Tja, manchmal ist eine gewisse „Unschärfe“ eben von Vorteil, aber eben nur manchmal.

Beim Stöbern gefunden: BGH zum qualifizierten Raub

Wenn man die Homepage des BGH häufig besucht, um nach neuen Entscheidungen Ausschau zu halten, hat man im straf(verfahrens)rechtlichen Teil den Eindruck, dass der BGH dort nur noch BtM-Verfahren und Missbrauchsfälle entscheidet. Delikte aus diesem Bereich stellen m.E. den Löwenanteil an den Entscheidungen/Vorwürfen.

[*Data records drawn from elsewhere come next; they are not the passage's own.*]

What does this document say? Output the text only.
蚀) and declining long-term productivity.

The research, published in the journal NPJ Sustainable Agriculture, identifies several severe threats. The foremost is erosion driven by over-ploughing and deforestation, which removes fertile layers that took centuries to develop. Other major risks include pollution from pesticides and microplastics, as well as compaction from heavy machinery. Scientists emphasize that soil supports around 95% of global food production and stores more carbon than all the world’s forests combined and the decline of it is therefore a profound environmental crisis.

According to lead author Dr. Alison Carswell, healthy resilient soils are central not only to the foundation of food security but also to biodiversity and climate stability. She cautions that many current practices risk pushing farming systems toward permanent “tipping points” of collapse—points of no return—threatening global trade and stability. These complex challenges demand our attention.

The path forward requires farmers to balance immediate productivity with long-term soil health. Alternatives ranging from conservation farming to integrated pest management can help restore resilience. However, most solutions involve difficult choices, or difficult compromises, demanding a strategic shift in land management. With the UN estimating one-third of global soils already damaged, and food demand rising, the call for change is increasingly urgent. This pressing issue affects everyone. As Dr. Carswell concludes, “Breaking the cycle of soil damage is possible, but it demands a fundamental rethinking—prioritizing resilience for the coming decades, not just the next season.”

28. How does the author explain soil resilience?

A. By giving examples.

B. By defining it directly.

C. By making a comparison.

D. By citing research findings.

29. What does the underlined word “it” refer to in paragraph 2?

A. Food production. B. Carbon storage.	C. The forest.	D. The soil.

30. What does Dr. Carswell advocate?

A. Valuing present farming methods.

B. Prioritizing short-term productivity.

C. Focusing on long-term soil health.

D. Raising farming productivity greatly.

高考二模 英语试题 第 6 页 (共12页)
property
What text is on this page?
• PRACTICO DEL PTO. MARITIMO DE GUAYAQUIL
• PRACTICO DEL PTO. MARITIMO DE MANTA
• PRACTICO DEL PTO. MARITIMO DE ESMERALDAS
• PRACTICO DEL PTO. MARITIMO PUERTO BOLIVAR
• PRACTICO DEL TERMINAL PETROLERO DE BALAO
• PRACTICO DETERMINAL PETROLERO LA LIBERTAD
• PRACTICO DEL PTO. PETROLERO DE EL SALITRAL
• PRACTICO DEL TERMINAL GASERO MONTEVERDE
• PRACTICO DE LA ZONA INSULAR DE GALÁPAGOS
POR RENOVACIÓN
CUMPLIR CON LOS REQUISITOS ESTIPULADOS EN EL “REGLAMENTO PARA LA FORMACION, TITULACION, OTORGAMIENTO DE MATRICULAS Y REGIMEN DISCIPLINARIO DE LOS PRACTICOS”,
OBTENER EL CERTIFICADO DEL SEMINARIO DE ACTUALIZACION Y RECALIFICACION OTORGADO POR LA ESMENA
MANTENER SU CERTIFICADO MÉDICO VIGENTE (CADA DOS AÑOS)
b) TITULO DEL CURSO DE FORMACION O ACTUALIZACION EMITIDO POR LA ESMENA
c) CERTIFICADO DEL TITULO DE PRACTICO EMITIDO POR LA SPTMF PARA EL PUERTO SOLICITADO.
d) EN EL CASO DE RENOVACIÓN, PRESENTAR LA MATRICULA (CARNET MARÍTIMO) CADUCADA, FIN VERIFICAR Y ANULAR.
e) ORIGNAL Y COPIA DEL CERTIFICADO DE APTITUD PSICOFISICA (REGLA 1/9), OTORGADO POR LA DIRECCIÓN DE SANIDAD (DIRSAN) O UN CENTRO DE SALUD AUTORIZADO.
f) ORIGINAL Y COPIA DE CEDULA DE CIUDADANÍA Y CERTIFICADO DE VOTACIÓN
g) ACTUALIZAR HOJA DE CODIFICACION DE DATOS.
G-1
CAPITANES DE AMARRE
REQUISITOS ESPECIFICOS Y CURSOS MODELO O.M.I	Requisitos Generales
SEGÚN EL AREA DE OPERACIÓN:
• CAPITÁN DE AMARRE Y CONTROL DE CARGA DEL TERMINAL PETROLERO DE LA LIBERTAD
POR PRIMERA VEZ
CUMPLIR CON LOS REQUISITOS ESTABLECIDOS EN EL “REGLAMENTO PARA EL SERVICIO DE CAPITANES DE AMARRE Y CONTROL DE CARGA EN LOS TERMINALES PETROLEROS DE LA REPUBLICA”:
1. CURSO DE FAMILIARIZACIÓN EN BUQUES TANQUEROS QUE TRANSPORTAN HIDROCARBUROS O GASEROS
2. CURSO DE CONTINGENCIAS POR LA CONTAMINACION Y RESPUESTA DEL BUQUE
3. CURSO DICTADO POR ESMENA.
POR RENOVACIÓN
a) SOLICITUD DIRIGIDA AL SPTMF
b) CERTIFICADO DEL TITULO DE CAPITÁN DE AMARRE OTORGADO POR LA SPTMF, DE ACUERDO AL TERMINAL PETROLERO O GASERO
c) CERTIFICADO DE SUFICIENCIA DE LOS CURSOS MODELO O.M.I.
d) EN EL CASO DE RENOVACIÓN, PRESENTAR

Da ist dann eine Entscheidung zum Raub schon berichtenswert, zumal, wenn sie für BGHSt vorgesehen ist. So der Beschl. des BGH v. 08.04.2010 – 2 StR 17/10, mit dem die Rechtsprechung aus BGHSt 53, 234 fortgesetzt wird. Dort ging es darum, ob schwere Misshandlungen nach Vollendung einer Raubtat noch den Qualifikationstatbestand des § 250 Abs. 2 Nr. 3 Buchst. a StGB erfüllen können. Der BGH hat das nur für den Fall bejaht, dass die Misshandlungshandlungen noch weiterhin von Zueignungs- oder Bereicherungsabsicht getragen sind, insbesondere der Beutesicherung oder der Erlangung weiterer Beute dienen. Im Beschl. v. 08.04.2010 geht es um die Alternative des § 250 Abs. 2 Nr. 3 Buchst. b, also um die qualifizierende Wirkung einer konkreten Lebensgefährdung des Raubopfers. Der 2. Strafsenat hat auch hier gesagt – folgerichtig –  die qualifizierende Wirkung nach Vollendung der Tat oder Scheitern ihres Versuchs sei ausgeschlossen, wenn die die Lebensgefahr verursachende Handlung nicht mit der Motivation der Beutesicherung vorgenommen werde; eben im Anschluss an BGHSt 53, 234.

Da bieten sich sicherlich Verteidigungsansätze, die angesichts der hohen Strafdrohung erhebliche Bedeutung haben können.